Segundo a Polícia Civil, que administra a unidade, a rebelião começou por volta das 21h30 de anteontem. Insatisfeitos com a decisão de que seriam transferidos para outras prisões em razão de uma ordem judicial que determina a interdição da cadeia, os detentos colocaram fogo em colchões e em outros materiais encontrados no interior de uma das celas.
Oito presos ficaram feridos e tiveram que ser levados a hospitais de Alfenas e de Poços de Caldas devido às queimaduras sofridas. Um deles, Sebastião Luís Germano, 42 anos, que cumpria pena no regime semiaberto, morreu.
Um inquérito policial vai ser instaurado para apurar as causas e responsabilidades criminais pelo incêndio. Conforme previsto, os 32 presos que permaneciam na cadeia foram transferidos para unidades prisionais de Alfenas e de Três Corações. Os sete internos hospitalizados após o motim também vão ser conduzidos a esses estabelecimentos, após terem alta médica.
A segunda rebelião começou por volta das 20h de segunda, no Centro de Remanejamento do Sistema Prisional de Juiz de Fora, e foi contida por agentes penitenciários por volta das 3h desta terça. Presos lançaram colchões em chamas nas galerias da unidade. Bombeiros e policiais militares foram acionados.
Termina rebelião no Paraná
Após 44 horas, terminou na madrugada de ontem a rebelião de presos na Penitenciária Estadual de Cascavel, no oeste do Paraná. A rebelião, iniciada na manhã de domingo, deixou cinco presos mortos - dois deles decapitados - e 25 feridos.
Os dois agentes feitos reféns foram libertados durante a madrugada após a transferência de 851 presos dos pouco mais de 1.000, já que a cadeia ficou destruída.
Os detentos tinham feito um acordo com o governo para encerrar o motim e entregar o último refém após o término das transferências.
A expectativa da Secretaria da Justiça do Paraná é realizar uma vistoria no presídio ainda na manhã nesta terça.
A motivação da rebelião ainda não está clara.
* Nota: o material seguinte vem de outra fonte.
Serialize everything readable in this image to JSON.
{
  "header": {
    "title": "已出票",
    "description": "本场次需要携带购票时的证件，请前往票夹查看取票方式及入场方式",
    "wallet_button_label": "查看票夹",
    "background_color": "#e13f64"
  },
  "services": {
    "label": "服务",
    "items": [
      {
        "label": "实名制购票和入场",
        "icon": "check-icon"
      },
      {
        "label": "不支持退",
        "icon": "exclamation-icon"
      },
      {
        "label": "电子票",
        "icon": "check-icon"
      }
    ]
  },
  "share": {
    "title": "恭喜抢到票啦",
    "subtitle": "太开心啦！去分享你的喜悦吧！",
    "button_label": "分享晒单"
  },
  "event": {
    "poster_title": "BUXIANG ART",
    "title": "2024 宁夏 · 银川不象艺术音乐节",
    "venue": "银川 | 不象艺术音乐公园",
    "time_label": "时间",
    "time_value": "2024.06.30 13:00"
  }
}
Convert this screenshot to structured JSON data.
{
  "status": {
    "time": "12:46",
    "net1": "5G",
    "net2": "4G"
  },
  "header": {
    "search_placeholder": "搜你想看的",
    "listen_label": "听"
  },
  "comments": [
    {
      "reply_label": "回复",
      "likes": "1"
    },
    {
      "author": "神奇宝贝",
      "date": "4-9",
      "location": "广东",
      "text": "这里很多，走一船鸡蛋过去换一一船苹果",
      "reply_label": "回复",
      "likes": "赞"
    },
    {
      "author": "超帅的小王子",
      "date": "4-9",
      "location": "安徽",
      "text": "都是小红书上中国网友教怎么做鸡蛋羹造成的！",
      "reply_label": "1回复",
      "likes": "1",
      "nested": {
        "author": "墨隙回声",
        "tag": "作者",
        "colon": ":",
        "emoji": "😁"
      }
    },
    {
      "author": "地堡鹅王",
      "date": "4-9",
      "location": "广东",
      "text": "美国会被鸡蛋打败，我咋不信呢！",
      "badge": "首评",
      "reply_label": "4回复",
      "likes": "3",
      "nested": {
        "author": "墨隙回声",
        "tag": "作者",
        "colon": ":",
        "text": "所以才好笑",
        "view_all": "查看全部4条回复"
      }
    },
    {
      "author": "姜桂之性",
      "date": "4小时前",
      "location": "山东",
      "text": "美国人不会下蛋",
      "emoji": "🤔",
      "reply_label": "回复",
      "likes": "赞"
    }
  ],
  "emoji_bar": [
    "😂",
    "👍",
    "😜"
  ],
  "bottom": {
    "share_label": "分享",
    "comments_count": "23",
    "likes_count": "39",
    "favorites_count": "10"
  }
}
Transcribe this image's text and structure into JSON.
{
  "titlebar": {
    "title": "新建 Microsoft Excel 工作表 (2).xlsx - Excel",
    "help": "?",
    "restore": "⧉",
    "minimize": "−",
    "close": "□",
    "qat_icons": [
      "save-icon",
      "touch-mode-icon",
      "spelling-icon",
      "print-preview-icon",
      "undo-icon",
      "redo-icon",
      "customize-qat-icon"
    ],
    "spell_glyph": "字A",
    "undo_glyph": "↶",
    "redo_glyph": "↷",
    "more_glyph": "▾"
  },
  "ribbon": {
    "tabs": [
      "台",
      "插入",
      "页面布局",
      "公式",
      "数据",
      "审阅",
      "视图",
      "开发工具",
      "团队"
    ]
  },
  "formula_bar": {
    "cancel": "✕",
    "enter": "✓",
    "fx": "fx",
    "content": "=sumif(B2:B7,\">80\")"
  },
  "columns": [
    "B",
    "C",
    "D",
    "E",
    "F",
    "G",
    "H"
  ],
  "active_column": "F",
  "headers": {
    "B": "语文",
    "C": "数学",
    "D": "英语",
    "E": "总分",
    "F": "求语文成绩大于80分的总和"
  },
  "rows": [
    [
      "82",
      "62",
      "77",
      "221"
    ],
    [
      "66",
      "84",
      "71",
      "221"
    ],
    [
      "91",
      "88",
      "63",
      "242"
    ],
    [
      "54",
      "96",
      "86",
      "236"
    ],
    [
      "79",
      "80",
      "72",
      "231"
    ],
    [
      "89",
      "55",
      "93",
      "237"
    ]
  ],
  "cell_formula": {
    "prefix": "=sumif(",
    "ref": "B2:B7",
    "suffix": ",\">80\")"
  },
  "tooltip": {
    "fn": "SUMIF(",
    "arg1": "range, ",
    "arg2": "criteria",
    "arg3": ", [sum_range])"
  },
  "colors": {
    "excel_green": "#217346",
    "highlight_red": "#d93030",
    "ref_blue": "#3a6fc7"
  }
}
Os presos reclamaram da violência de agentes e pediram melhorias na comida e na estrutura do local.
Os alvos dos motinados foram os presos condenados por crimes sexuais, chamados de “duques”. Havia cerca de 50 deles no presídio.
Advogados que acompanharam as negociações relataram à reportagem ter sentido um forte cheiro de carne queimada anteontem.